■KDDIの新料金プランを批判する武田総務相
KDDIが発表した月額2480円の大手キャリア最安料金プラン「povo(ポヴォ)」に対して、武田総務相は不快感を示したと伝えられている。
武田総務相曰く、「非常に紛らわしい発表だった」
その具体的な理由は、auの出した料金プランには通話料が含まれておらず、他社における無料通話料金(500円)を含めると実質的には他社と変わらないということらしい。
しかし、この言い分は少し違うのではないかと思う。
5分間まで通話無料の他社のサービスというのは、電話を頻繁に使用する人、もっと詳細に言えば、有料通話を利用する人を対象としたものである。毎日電話するような人にとっては、月額500円で通話し放題というのは魅力的かもしれないが、ほとんど電話をしない人からすると、無料通話が500円でも高いということになってしまう。
■「民間の価格競争」と「官の価格統制」
世の中にはスマホでは電話しないという人も大勢いるし、無料の通話アプリ(LINE電話等)や050のIP電話を双方で利用すれば無料で通話できるため、有料の通話サービスは、そもそも必要ないという人も大勢いる。

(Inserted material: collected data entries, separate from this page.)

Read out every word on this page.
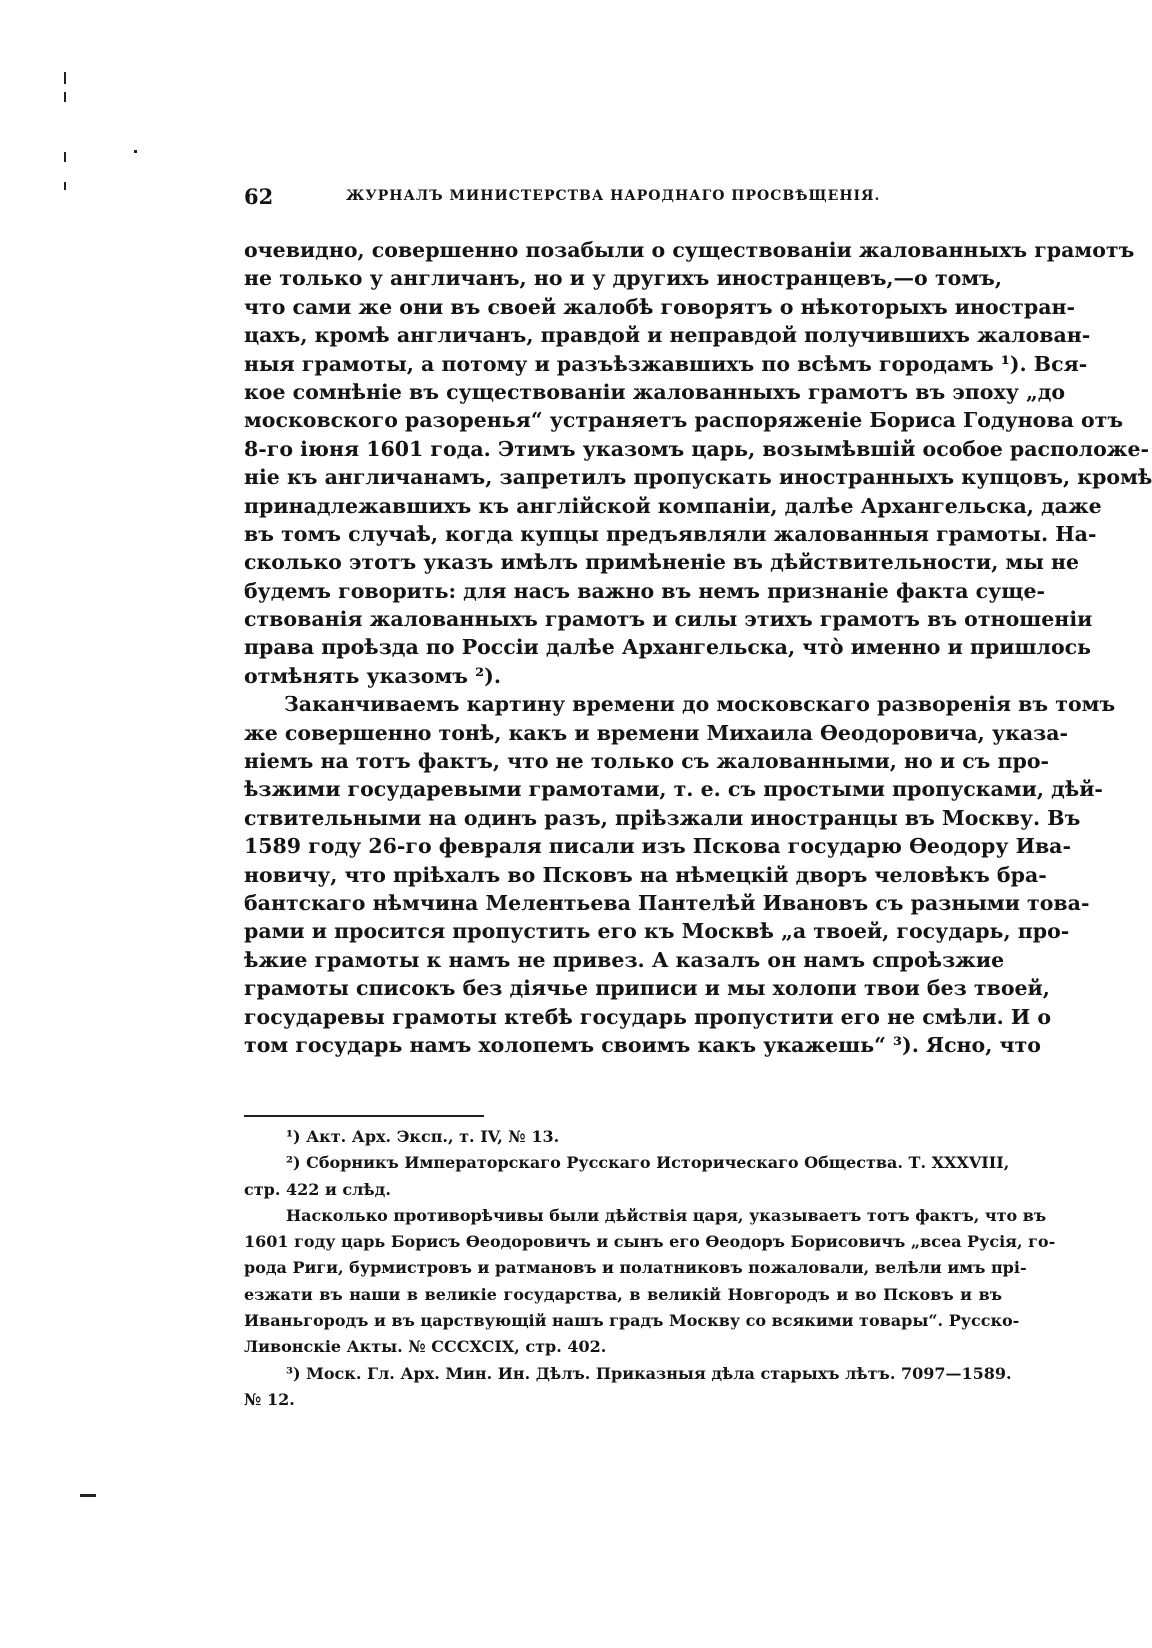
62	ЖУРНАЛЪ МИНИСТЕРСТВА НАРОДНАГО ПРОСВѢЩЕНІЯ.
очевидно, совершенно позабыли о существованіи жалованныхъ грамотъ
не только у англичанъ, но и у другихъ иностранцевъ,—о томъ,
что сами же они въ своей жалобѣ говорятъ о нѣкоторыхъ иностран-
цахъ, кромѣ англичанъ, правдой и неправдой получившихъ жалован-
ныя грамоты, а потому и разъѣзжавшихъ по всѣмъ городамъ ¹). Вся-
кое сомнѣніе въ существованіи жалованныхъ грамотъ въ эпоху „до
московского разоренья“ устраняетъ распоряженіе Бориса Годунова отъ
8-го іюня 1601 года. Этимъ указомъ царь, возымѣвшій особое расположе-
ніе къ англичанамъ, запретилъ пропускать иностранныхъ купцовъ, кромѣ
принадлежавшихъ къ англійской компаніи, далѣе Архангельска, даже
въ томъ случаѣ, когда купцы предъявляли жалованныя грамоты. На-
сколько этотъ указъ имѣлъ примѣненіе въ дѣйствительности, мы не
будемъ говорить: для насъ важно въ немъ признаніе факта суще-
ствованія жалованныхъ грамотъ и силы этихъ грамотъ въ отношеніи
права проѣзда по Россіи далѣе Архангельска, что̀ именно и пришлось
отмѣнять указомъ ²).
Заканчиваемъ картину времени до московскаго разворенія въ томъ
же совершенно тонѣ, какъ и времени Михаила Ѳеодоровича, указа-
ніемъ на тотъ фактъ, что не только съ жалованными, но и съ про-
ѣзжими государевыми грамотами, т. е. съ простыми пропусками, дѣй-
ствительными на одинъ разъ, пріѣзжали иностранцы въ Москву. Въ
1589 году 26-го февраля писали изъ Пскова государю Ѳеодору Ива-
новичу, что пріѣхалъ во Псковъ на нѣмецкій дворъ человѣкъ бра-
бантскаго нѣмчина Мелентьева Пантелѣй Ивановъ съ разными това-
рами и просится пропустить его къ Москвѣ „а твоей, государь, про-
ѣжие грамоты к намъ не привез. А казалъ он намъ спроѣзжие
грамоты списокъ без діячье приписи и мы холопи твои без твоей,
государевы грамоты ктебѣ государь пропустити его не смѣли. И о
том государь намъ холопемъ своимъ какъ укажешь“ ³). Ясно, что
¹) Акт. Арх. Эксп., т. IV, № 13.
²) Сборникъ Императорскаго Русскаго Историческаго Общества. Т. XXXVIII,
стр. 422 и слѣд.
Насколько противорѣчивы были дѣйствія царя, указываетъ тотъ фактъ, что въ
1601 году царь Борисъ Ѳеодоровичъ и сынъ его Ѳеодоръ Борисовичъ „всеа Русія, го-
рода Риги, бурмистровъ и ратмановъ и полатниковъ пожаловали, велѣли имъ прі-
езжати въ наши в великіе государства, в великій Новгородъ и во Псковъ и въ
Иваньгородъ и въ царствующій нашъ градъ Москву со всякими товары“. Русско-
Ливонскіе Акты. № CCCXCIX, стр. 402.
³) Моск. Гл. Арх. Мин. Ин. Дѣлъ. Приказныя дѣла старыхъ лѣтъ. 7097—1589.
№ 12.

そういった人々は、スマホの基本料金をなるべく低く抑えたいと思っているので、無料通話料金を省いた料金プランでも歓迎という場合が多いのではないだろうか。
武田総務相にしてみれば、携帯4社ともに月額2980円で統一してくれた方が公平な競争になると思ってのことなのかもしれないが、他社に抜け駆けして利を取るのが民間の営利企業の基本的な経営スタイルでもあるので、それを「ズルい」と批判するのはお門違いではないかと思われる。

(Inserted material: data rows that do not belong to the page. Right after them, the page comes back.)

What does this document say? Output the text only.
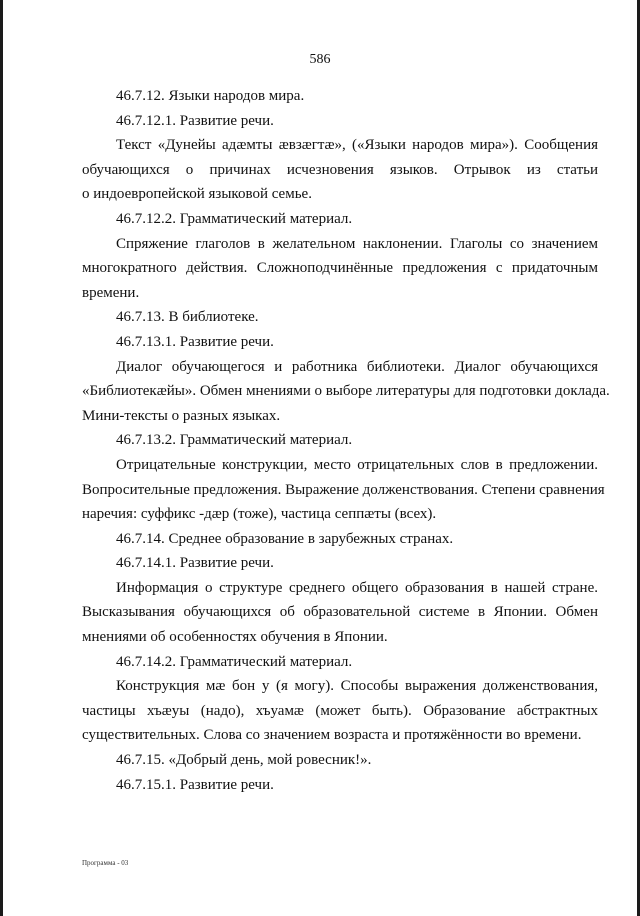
586

46.7.12. Языки народов мира.

46.7.12.1. Развитие речи.

Текст «Дунейы адæмты æвзæгтæ», («Языки народов мира»). Сообщения
обучающихся о причинах исчезновения языков. Отрывок из статьи
о индоевропейской языковой семье.

46.7.12.2. Грамматический материал.

Спряжение глаголов в желательном наклонении. Глаголы со значением
многократного действия. Сложноподчинённые предложения с придаточным
времени.

46.7.13. В библиотеке.

46.7.13.1. Развитие речи.

Диалог обучающегося и работника библиотеки. Диалог обучающихся
«Библиотекæйы». Обмен мнениями о выборе литературы для подготовки доклада.
Мини-тексты о разных языках.

46.7.13.2. Грамматический материал.

Отрицательные конструкции, место отрицательных слов в предложении.
Вопросительные предложения. Выражение долженствования. Степени сравнения
наречия: суффикс -дæр (тоже), частица сеппæты (всех).

46.7.14. Среднее образование в зарубежных странах.

46.7.14.1. Развитие речи.

Информация о структуре среднего общего образования в нашей стране.
Высказывания обучающихся об образовательной системе в Японии. Обмен
мнениями об особенностях обучения в Японии.

46.7.14.2. Грамматический материал.

Конструкция мæ бон у (я могу). Способы выражения долженствования,
частицы хъæуы (надо), хъуамæ (может быть). Образование абстрактных
существительных. Слова со значением возраста и протяжённости во времени.

46.7.15. «Добрый день, мой ровесник!».

46.7.15.1. Развитие речи.

Программа - 03
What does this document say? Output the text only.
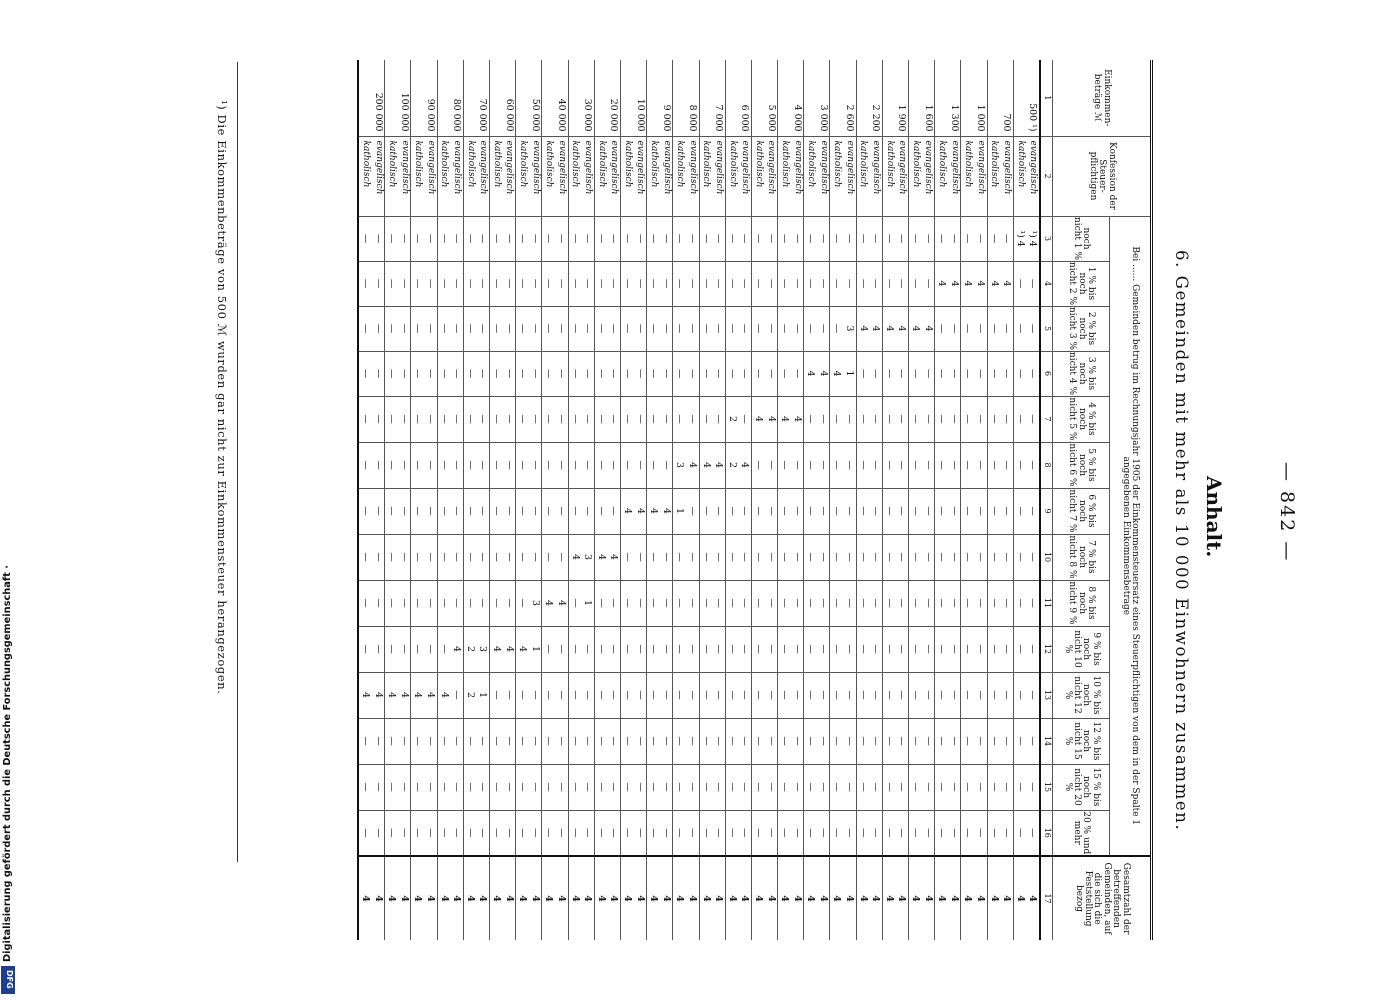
— 842 —
Anhalt.
6. Gemeinden mit mehr als 10 000 Einwohnern zusammen.
Einkommen-beträge ℳ	Konfession der Steuer-pflichtigen	Bei ...... Gemeinden betrug im Rechnungsjahr 1905 der Einkommensteuersatz eines Steuerpflichtigen von dem in der Spalte 1 angegebenen Einkommensbetrage														Gesamtzahl der betreffenden Gemeinden, auf die sich die Feststellung bezog
		noch nicht 1 %	1 % bis noch nicht 2 %	2 % bis noch nicht 3 %	3 % bis noch nicht 4 %	4 % bis noch nicht 5 %	5 % bis noch nicht 6 %	6 % bis noch nicht 7 %	7 % bis noch nicht 8 %	8 % bis noch nicht 9 %	9 % bis noch nicht 10 %	10 % bis noch nicht 12 %	12 % bis noch nicht 15 %	15 % bis noch nicht 20 %	20 % und mehr	
1	2	3	4	5	6	7	8	9	10	11	12	13	14	15	16	17
500 ¹)	evangelisch	¹) 4	—	—	—	—	—	—	—	—	—	—	—	—	—	4
	katholisch	¹) 4	—	—	—	—	—	—	—	—	—	—	—	—	—	4
700	evangelisch	—	4	—	—	—	—	—	—	—	—	—	—	—	—	4
	katholisch	—	4	—	—	—	—	—	—	—	—	—	—	—	—	4
1 000	evangelisch	—	4	—	—	—	—	—	—	—	—	—	—	—	—	4
	katholisch	—	4	—	—	—	—	—	—	—	—	—	—	—	—	4
1 300	evangelisch	—	4	—	—	—	—	—	—	—	—	—	—	—	—	4
	katholisch	—	4	—	—	—	—	—	—	—	—	—	—	—	—	4
1 600	evangelisch	—	—	4	—	—	—	—	—	—	—	—	—	—	—	4
	katholisch	—	—	4	—	—	—	—	—	—	—	—	—	—	—	4
1 900	evangelisch	—	—	4	—	—	—	—	—	—	—	—	—	—	—	4
	katholisch	—	—	4	—	—	—	—	—	—	—	—	—	—	—	4
2 200	evangelisch	—	—	4	—	—	—	—	—	—	—	—	—	—	—	4
	katholisch	—	—	4	—	—	—	—	—	—	—	—	—	—	—	4
2 600	evangelisch	—	—	3	1	—	—	—	—	—	—	—	—	—	—	4
	katholisch	—	—	—	4	—	—	—	—	—	—	—	—	—	—	4
3 000	evangelisch	—	—	—	4	—	—	—	—	—	—	—	—	—	—	4
	katholisch	—	—	—	4	—	—	—	—	—	—	—	—	—	—	4
4 000	evangelisch	—	—	—	—	4	—	—	—	—	—	—	—	—	—	4
	katholisch	—	—	—	—	4	—	—	—	—	—	—	—	—	—	4
5 000	evangelisch	—	—	—	—	4	—	—	—	—	—	—	—	—	—	4
	katholisch	—	—	—	—	4	—	—	—	—	—	—	—	—	—	4
6 000	evangelisch	—	—	—	—	—	4	—	—	—	—	—	—	—	—	4
	katholisch	—	—	—	—	2	2	—	—	—	—	—	—	—	—	4
7 000	evangelisch	—	—	—	—	—	4	—	—	—	—	—	—	—	—	4
	katholisch	—	—	—	—	—	4	—	—	—	—	—	—	—	—	4
8 000	evangelisch	—	—	—	—	—	4	—	—	—	—	—	—	—	—	4
	katholisch	—	—	—	—	—	3	1	—	—	—	—	—	—	—	4
9 000	evangelisch	—	—	—	—	—	—	4	—	—	—	—	—	—	—	4
	katholisch	—	—	—	—	—	—	4	—	—	—	—	—	—	—	4
10 000	evangelisch	—	—	—	—	—	—	4	—	—	—	—	—	—	—	4
	katholisch	—	—	—	—	—	—	4	—	—	—	—	—	—	—	4
20 000	evangelisch	—	—	—	—	—	—	—	4	—	—	—	—	—	—	4
	katholisch	—	—	—	—	—	—	—	4	—	—	—	—	—	—	4
30 000	evangelisch	—	—	—	—	—	—	—	3	1	—	—	—	—	—	4
	katholisch	—	—	—	—	—	—	—	4	—	—	—	—	—	—	4
40 000	evangelisch	—	—	—	—	—	—	—	—	4	—	—	—	—	—	4
	katholisch	—	—	—	—	—	—	—	—	4	—	—	—	—	—	4
50 000	evangelisch	—	—	—	—	—	—	—	—	3	1	—	—	—	—	4
	katholisch	—	—	—	—	—	—	—	—	—	4	—	—	—	—	4
60 000	evangelisch	—	—	—	—	—	—	—	—	—	4	—	—	—	—	4
	katholisch	—	—	—	—	—	—	—	—	—	4	—	—	—	—	4
70 000	evangelisch	—	—	—	—	—	—	—	—	—	3	1	—	—	—	4
	katholisch	—	—	—	—	—	—	—	—	—	2	2	—	—	—	4
80 000	evangelisch	—	—	—	—	—	—	—	—	—	4	—	—	—	—	4
	katholisch	—	—	—	—	—	—	—	—	—	—	4	—	—	—	4
90 000	evangelisch	—	—	—	—	—	—	—	—	—	—	4	—	—	—	4
	katholisch	—	—	—	—	—	—	—	—	—	—	4	—	—	—	4
100 000	evangelisch	—	—	—	—	—	—	—	—	—	—	4	—	—	—	4
	katholisch	—	—	—	—	—	—	—	—	—	—	4	—	—	—	4
200 000	evangelisch	—	—	—	—	—	—	—	—	—	—	4	—	—	—	4
	katholisch	—	—	—	—	—	—	—	—	—	—	4	—	—	—	4
¹) Die Einkommenbeträge von 500 ℳ wurden gar nicht zur Einkommensteuer herangezogen.
Digitalisierung gefördert durch die Deutsche Forschungsgemeinschaft ·
DFG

そもそも、価格競争を無理強いしたのは武田総務相自身であって、4社揃って同じ料金を提示することを求めたわけでもない。もし、4社が同じ料金にしなければいけないと言うのであれば、それは民間の価格競争ではなく、官の価格統制になってしまう。それなら、初めから「4社ともに2980円にしなさい」と言っているのと同じことになってしまう。
■国民のウケが悪い「一律平等料金」
「基本料金」と「通話料金」を分けることは、紛らわしいことではなく、むしろ、曖昧さを廃した分かりやすい料金体系だと言える。この考えの根底には「従量制」というものがあり、サービスを利用した人だけが料金を請求されるという分かりやすい料金制度でもある。
一方で、無料通話料金一律500円という制度は、サービスを利用した人も利用しない人も、同額の利用料金を請求されるという意味で、非常に紛らわしい料金制度だとも言える。

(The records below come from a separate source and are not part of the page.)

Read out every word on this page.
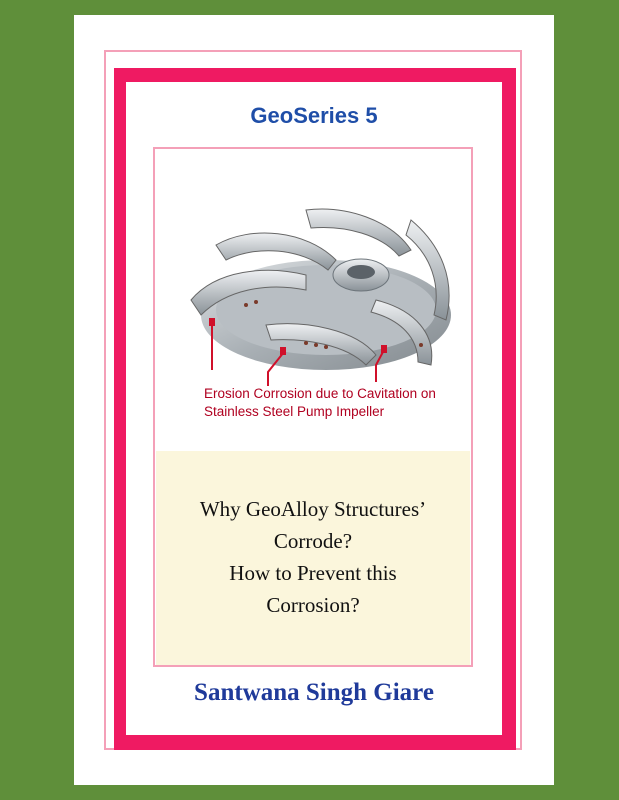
GeoSeries 5
Erosion Corrosion due to Cavitation on
Stainless Steel Pump Impeller
Why GeoAlloy Structures’
Corrode?
How to Prevent this
Corrosion?
Santwana Singh Giare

そして、その料金体系は、NHKに通じるものがある。NHKの番組を観た人も観ない人も同じ料金を請求されるという意味で、「一律平等料金」というのは、国民のウケが悪い。
NHKの番組を四六時中観ているような人にとっては、一律平等料金は安く感じられるのかもしれないが、NHKの番組を全く観ない人にとっては、一律平等料金は有り難迷惑な制度でしかない。
仮にNHKが「基本料金」と「視聴料金」を分けた場合、次のような料金制度が考えられる。
基本料金200円 視聴料金は従量制(0円〜1000円)
こういう柔軟な料金コースの方が、一律平等料金よりも良いことは火を見るよりも明らかだと思う。
同じ理屈で、スマホの「基本料金」と「通話料金」を分けることは、決して紛らわしいことではない。